Chanu IPS 2 is a 2019 Indian Meitei language film directed by Sanaton Nongthomba and produced by Linthoi Chanu, under the banner of Nongthombam Films. The film features Gokul Athokpam, Soma Laishram and Bala Hijam in the lead roles. The film was premiered at Manipur State Film Development Society (MSFDS), Palace Compound on 31 October 2019.
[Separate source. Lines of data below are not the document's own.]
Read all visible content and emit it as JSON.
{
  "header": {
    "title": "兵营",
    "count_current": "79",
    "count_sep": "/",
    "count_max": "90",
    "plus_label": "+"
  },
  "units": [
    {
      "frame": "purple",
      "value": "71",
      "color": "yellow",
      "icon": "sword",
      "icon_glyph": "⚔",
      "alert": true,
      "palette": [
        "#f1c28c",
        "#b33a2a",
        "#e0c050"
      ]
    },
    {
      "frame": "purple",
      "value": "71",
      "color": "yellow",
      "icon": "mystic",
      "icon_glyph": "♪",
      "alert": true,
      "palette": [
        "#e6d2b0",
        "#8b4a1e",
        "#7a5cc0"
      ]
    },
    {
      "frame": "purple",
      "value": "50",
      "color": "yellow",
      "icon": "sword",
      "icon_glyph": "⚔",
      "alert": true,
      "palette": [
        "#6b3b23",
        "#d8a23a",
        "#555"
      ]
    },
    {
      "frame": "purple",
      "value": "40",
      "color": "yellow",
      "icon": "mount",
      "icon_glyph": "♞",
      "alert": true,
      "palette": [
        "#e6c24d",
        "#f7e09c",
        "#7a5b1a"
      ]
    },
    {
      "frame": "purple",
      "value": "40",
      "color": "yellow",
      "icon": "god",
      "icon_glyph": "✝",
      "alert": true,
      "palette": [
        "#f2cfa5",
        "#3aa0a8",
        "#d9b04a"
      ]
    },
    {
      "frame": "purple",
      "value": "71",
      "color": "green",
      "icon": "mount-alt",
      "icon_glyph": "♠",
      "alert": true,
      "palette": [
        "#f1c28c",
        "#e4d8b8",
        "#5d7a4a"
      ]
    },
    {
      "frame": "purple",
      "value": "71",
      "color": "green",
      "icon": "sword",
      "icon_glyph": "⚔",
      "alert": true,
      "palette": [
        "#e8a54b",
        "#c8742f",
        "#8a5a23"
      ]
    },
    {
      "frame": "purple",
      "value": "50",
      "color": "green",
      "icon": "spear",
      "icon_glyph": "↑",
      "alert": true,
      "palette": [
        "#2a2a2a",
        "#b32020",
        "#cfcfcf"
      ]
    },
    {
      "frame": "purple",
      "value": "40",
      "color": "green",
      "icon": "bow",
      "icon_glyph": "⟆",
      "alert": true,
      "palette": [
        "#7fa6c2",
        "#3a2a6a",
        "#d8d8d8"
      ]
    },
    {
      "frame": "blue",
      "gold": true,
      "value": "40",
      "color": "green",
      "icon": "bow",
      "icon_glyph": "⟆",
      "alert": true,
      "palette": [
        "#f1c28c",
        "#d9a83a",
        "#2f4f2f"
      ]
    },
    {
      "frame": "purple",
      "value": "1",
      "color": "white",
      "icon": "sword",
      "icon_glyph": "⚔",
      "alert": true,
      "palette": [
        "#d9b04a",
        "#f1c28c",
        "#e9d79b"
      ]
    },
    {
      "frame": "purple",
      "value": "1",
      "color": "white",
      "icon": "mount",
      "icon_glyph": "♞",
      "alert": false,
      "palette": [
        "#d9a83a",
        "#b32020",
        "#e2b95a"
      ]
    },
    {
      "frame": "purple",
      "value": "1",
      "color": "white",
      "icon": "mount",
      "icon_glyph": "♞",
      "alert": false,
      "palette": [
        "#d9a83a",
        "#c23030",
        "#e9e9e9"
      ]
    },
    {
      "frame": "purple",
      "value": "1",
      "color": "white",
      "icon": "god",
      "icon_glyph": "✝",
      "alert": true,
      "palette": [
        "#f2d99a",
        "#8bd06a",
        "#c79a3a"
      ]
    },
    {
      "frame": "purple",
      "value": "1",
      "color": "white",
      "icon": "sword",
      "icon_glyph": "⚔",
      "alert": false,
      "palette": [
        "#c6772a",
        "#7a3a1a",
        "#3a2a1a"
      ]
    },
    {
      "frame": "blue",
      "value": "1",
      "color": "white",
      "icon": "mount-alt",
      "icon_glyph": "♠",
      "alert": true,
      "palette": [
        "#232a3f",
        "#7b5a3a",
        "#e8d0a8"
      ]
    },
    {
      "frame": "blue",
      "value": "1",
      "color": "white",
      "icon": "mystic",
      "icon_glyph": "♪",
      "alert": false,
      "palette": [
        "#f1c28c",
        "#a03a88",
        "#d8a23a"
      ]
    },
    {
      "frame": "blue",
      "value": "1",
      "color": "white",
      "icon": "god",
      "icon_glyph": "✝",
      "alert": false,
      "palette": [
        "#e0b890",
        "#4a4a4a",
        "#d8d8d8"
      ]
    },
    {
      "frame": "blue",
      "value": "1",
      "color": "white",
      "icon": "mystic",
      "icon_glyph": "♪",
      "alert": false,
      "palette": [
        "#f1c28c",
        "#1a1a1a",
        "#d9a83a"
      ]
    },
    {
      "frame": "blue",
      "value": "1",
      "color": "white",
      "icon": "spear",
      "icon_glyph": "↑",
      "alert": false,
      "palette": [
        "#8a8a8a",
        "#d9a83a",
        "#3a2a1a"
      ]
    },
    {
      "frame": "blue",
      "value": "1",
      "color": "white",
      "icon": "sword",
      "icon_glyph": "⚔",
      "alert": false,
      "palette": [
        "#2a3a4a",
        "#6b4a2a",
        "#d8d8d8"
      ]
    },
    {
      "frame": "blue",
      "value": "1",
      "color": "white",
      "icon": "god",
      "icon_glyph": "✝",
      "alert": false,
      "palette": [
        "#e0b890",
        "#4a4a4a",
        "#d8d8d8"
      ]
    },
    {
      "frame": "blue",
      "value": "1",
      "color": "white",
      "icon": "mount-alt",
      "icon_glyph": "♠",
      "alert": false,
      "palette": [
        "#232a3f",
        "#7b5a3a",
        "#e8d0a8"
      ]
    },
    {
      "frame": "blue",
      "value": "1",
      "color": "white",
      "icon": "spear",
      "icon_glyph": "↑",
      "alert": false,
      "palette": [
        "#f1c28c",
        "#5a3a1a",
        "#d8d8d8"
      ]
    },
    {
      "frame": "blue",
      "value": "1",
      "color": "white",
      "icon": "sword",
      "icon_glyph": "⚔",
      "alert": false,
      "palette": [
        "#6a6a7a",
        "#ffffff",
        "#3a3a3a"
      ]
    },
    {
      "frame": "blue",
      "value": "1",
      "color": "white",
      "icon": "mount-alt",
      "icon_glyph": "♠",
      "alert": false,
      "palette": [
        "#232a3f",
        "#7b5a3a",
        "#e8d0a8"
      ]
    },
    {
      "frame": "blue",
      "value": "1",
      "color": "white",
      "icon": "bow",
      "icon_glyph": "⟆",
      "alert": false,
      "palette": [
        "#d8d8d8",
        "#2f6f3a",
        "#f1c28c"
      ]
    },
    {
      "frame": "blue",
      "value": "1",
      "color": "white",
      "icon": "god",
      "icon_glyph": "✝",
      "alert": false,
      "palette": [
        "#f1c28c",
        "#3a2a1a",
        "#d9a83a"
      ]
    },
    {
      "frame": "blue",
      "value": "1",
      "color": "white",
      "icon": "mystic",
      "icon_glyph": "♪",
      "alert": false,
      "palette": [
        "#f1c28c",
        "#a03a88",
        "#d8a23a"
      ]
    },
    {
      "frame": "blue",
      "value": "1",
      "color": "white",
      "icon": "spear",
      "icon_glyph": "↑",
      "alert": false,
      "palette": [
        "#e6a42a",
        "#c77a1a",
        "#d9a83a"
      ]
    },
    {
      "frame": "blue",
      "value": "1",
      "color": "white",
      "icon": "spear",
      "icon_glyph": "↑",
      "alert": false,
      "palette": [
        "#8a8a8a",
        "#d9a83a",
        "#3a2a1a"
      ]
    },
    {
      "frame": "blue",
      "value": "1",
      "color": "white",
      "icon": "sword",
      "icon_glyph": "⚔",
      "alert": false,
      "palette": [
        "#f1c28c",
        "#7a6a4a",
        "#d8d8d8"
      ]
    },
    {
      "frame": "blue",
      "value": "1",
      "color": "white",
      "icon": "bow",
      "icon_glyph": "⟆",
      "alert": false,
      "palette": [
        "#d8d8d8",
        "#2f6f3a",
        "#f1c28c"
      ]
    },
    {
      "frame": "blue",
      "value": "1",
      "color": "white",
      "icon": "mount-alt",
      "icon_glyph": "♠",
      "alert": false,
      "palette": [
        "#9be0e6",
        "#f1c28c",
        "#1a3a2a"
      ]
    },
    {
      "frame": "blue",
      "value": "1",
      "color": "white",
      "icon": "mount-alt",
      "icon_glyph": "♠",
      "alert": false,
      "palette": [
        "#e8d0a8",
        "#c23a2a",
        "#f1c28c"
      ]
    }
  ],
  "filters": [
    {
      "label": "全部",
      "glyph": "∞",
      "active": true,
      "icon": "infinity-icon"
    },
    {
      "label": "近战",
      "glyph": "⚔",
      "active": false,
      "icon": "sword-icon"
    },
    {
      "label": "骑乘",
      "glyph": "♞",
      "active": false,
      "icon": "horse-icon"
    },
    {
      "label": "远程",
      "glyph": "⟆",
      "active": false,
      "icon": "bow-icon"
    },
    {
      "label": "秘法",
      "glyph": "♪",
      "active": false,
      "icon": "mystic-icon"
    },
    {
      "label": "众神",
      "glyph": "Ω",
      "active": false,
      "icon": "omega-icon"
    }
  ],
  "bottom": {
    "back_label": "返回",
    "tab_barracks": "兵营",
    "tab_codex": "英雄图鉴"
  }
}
It is a sequel to the 2017 film Chanu IPS.

Cast 
 Gokul Athokpam as Khaba
 Soma Laishram as Laisna (Chanu IPS) 
 Bala Hijam as Laija
 Heisnam Geeta as Khaba's adopted mother
 Sagolsem Dhanamanjuri as Laija's mother
 Linthoi Chanu as Laisna's sister-in-law
 Tayenjam Mema
 Laimayum Gaitri
 Irom Shyamkishore
 Gunchenba Nongthombam
 Loya
 Khekman Ratan
 Ashok
 Jenny

Soundtrack
Vivek Ali Chongtham and Nanao Sagolmang composed the soundtrack for the film and Sanaton Nongthomba wrote the lyrics. The songs are titled Nakokta Napi Pakle and Mityengsina Uriba.